Failed Job deployment (no node available)

Hi, I experience from time to time failure during Job deployment with the error “Either it couldn’t be executed correctly after 0 retries or its execution didn’t finish after 5.00 minutes.”.

It seems the related application code is never executed (never fully deployed, no logs in Live logs), and the Pod stays in STARTING state.

From the deployment logs, it seems there is an issue with the number of pods available. I have this message “0/5 nodes are available: 2 Insufficient memory, 5 Insufficient cpu. preemption: 0/5 nodes are available: 5 No preemption victims found for incoming pod…”.
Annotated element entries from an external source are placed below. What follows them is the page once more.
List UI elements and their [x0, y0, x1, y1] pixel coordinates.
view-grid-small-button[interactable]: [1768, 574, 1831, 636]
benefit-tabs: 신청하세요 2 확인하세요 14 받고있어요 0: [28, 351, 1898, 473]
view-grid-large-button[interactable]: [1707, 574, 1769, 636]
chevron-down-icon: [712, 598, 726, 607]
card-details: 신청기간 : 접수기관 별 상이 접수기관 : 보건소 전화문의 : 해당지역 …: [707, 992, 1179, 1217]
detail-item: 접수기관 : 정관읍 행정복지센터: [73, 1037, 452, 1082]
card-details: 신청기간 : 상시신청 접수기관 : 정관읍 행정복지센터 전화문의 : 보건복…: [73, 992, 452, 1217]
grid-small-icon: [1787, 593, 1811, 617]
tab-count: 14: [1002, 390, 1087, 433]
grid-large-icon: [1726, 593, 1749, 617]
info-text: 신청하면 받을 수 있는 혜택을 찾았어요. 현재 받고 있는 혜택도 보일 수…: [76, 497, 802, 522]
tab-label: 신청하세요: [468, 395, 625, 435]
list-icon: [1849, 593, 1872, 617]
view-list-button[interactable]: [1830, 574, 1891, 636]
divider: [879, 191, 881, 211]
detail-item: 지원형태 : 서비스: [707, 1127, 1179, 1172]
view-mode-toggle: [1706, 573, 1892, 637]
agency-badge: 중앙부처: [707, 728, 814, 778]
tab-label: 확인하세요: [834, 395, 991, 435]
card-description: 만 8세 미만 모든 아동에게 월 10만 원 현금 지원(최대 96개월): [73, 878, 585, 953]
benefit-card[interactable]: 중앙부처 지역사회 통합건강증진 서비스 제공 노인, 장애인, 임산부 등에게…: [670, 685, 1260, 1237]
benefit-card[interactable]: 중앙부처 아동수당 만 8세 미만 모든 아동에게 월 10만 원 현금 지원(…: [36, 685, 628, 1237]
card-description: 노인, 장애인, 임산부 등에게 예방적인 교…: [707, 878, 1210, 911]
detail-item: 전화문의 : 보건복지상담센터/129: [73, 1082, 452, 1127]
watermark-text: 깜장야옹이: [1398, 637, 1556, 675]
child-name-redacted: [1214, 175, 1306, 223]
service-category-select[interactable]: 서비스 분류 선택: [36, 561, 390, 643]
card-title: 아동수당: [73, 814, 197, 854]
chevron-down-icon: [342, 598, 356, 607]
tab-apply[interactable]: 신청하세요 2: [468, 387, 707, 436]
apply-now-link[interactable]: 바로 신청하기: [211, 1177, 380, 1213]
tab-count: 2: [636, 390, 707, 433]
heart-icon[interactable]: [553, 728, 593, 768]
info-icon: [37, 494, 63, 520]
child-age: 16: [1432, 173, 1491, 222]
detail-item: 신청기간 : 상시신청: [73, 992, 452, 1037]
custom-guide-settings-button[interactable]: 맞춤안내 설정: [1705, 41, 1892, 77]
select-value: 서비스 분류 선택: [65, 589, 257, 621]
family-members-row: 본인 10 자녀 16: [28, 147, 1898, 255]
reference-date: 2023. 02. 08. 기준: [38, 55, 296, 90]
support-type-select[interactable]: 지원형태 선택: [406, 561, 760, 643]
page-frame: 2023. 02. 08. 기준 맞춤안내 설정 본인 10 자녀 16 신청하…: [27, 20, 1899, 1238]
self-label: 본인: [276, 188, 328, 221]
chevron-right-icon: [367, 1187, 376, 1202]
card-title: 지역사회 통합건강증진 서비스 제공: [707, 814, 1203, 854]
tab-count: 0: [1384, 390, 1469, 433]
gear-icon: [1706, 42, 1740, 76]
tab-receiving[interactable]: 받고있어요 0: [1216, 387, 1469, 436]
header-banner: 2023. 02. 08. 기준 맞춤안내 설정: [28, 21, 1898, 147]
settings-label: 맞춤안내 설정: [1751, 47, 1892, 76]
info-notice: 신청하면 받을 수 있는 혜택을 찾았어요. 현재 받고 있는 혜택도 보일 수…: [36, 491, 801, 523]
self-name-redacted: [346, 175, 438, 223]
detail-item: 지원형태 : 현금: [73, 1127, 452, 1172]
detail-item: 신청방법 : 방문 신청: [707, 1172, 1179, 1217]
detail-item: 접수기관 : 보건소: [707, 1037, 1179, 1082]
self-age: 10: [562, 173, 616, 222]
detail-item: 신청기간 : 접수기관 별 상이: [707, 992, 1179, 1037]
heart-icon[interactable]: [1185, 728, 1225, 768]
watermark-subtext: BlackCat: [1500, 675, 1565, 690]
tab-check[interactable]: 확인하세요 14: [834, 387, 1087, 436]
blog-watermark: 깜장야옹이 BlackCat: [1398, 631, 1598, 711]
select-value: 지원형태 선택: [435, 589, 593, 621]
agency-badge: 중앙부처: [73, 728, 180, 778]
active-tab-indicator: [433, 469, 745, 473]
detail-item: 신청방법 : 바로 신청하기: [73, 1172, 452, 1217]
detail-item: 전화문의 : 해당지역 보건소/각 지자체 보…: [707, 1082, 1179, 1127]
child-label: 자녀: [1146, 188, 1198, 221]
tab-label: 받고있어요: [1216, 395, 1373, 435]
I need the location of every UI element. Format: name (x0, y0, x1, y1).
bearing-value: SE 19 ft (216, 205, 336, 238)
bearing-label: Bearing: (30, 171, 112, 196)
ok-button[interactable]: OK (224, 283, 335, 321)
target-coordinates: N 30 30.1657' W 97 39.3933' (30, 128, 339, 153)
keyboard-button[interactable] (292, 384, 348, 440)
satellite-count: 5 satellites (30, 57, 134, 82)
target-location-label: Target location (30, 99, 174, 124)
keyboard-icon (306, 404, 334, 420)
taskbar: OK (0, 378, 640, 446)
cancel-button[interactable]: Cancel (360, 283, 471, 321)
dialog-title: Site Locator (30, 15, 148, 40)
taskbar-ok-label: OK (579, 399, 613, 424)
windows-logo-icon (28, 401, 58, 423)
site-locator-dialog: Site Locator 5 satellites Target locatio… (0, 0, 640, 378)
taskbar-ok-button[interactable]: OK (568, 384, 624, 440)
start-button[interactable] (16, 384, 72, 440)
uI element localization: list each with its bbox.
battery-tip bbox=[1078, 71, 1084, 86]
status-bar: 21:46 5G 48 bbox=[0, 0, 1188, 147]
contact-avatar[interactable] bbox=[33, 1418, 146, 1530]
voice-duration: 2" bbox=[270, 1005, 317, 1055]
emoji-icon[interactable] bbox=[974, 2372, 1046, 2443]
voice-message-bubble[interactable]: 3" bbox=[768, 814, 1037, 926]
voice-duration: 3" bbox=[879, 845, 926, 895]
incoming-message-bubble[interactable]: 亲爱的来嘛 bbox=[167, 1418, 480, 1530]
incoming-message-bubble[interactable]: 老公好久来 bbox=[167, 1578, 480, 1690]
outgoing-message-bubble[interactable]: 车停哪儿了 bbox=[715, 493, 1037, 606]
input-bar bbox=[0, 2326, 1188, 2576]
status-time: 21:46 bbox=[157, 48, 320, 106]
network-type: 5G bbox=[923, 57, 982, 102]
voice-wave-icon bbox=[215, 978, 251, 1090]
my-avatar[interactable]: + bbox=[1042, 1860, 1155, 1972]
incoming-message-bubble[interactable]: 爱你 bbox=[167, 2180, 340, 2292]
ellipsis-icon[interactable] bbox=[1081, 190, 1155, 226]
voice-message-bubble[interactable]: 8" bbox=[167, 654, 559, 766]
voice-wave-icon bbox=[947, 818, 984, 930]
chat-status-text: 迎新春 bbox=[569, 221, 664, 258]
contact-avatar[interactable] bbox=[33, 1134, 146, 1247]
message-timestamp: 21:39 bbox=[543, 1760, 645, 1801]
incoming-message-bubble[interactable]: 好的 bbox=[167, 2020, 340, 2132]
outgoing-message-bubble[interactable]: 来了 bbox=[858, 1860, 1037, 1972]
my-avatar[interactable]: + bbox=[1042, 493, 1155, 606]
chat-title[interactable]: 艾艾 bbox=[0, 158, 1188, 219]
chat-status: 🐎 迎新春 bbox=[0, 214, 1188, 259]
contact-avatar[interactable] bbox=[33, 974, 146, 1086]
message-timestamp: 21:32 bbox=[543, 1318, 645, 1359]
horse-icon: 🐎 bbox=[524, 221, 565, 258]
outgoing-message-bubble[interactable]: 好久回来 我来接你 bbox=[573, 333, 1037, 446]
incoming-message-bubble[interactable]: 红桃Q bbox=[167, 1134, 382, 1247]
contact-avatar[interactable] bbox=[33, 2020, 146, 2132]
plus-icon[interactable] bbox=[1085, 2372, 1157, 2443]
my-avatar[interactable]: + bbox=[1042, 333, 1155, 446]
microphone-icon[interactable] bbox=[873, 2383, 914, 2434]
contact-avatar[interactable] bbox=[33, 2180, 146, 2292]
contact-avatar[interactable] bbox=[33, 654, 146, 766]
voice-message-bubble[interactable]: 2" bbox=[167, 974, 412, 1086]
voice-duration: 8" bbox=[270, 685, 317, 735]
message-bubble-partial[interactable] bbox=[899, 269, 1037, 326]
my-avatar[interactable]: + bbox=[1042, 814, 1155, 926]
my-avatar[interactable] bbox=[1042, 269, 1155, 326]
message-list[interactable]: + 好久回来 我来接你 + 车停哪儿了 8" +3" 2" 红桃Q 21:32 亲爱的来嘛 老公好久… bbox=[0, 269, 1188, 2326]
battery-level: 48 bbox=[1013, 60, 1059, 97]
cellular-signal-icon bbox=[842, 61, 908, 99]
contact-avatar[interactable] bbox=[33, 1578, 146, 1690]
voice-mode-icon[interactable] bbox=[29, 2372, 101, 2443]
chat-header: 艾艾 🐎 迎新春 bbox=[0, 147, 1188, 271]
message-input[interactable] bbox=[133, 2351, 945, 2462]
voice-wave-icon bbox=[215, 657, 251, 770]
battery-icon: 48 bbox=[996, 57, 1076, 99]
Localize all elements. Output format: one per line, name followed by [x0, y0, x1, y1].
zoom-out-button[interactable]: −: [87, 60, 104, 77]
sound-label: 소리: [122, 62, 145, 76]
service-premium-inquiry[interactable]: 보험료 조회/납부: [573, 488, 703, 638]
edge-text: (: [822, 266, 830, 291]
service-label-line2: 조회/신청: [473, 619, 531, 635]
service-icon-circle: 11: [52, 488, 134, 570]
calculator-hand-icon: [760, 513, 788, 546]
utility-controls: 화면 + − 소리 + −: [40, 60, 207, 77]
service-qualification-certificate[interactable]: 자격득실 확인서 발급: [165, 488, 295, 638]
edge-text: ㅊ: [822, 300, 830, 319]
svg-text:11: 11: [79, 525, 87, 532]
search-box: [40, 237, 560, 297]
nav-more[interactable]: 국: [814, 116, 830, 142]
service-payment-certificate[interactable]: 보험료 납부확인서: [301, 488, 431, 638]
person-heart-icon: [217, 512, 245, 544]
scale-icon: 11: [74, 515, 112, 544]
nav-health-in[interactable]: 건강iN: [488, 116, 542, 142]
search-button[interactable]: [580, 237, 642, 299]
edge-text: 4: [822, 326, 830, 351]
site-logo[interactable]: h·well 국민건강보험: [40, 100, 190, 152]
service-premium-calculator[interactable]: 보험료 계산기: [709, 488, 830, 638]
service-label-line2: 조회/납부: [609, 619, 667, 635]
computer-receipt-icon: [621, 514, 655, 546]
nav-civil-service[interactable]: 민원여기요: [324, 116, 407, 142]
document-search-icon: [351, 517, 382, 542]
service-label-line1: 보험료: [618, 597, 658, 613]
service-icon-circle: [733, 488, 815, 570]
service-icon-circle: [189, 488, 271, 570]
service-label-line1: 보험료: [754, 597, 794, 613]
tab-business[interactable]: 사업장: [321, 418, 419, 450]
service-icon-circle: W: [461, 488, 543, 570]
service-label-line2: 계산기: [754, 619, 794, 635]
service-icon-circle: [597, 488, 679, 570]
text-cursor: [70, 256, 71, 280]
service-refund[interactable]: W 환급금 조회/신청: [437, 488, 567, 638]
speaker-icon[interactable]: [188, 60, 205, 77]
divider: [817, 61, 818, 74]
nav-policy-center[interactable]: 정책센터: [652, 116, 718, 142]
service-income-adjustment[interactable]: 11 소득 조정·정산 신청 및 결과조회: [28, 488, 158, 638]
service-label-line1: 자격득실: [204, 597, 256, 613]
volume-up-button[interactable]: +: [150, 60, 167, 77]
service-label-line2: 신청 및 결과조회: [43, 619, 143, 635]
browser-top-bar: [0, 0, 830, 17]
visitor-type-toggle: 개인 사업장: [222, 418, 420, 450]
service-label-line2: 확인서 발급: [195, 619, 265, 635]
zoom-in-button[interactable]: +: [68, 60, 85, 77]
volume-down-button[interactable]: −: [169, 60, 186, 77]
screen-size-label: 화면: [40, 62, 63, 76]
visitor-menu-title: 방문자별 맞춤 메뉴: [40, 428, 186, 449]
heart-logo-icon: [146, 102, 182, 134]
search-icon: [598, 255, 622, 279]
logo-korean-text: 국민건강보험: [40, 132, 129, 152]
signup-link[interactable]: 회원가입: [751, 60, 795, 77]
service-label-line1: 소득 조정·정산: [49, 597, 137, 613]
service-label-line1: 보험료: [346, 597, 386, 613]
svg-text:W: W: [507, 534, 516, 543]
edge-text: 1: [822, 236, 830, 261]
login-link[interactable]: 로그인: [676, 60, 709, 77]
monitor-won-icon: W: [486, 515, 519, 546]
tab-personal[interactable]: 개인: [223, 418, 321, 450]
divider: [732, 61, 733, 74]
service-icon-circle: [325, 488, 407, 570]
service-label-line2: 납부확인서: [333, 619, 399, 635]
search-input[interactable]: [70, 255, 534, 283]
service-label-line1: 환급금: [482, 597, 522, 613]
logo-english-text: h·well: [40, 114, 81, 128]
How can I act on this? Should I do/change something?

Hi @clemg ,

Do you know how often it happens? Does it happen on a new application update or preview environment (I don’t know if you use this feature)? Can you please share your cluster configuration?

Hello,

This is most likely because your cluster reached its max node size, and your job can’t start because the cluster node size can’t be increased.

Take a look at your cluster ressources configuration, and be sure to increase its max node size to a greater value.

Once you have made the change, don’t forget to re-deploy your cluster, to make the change live.

Hello everyone! I have the same node invalid issue with a service:
Pod app-z639f1313-lb-e-marketing-6f57547869-9vg9w is STARTING

┃0/1 nodes are available: 1 Insufficient cpu. preemption: 0/1 nodes are available: 1 No preemption victims found for incoming pod..

After reading this post, I wanted to increase the max nodes size in the cluster resources but I can’t change number of nodes available

I have the issue in staging environment. Could this be the problem? Should I get a more powerful server?

Hello @Geoffrey_S ,

You can add nodes on a EKS cluster, but not on an EC2 (K3S) one.
Nonetheless you can use another instance with higher CPU / RAM according to your needs.

Thank you @Melvin_Zottola for your answer. I have an t3a.large (2CPU - 8GB RAM - AMD64). What I have to choose to improve perf without it costing too much?

I would say you can take the t3a.xlarge that would double the cpu / ram resources (it would cost you the double too, but I don’t see any good alternative)

Ok I’m going to look for that.
Thank you for your help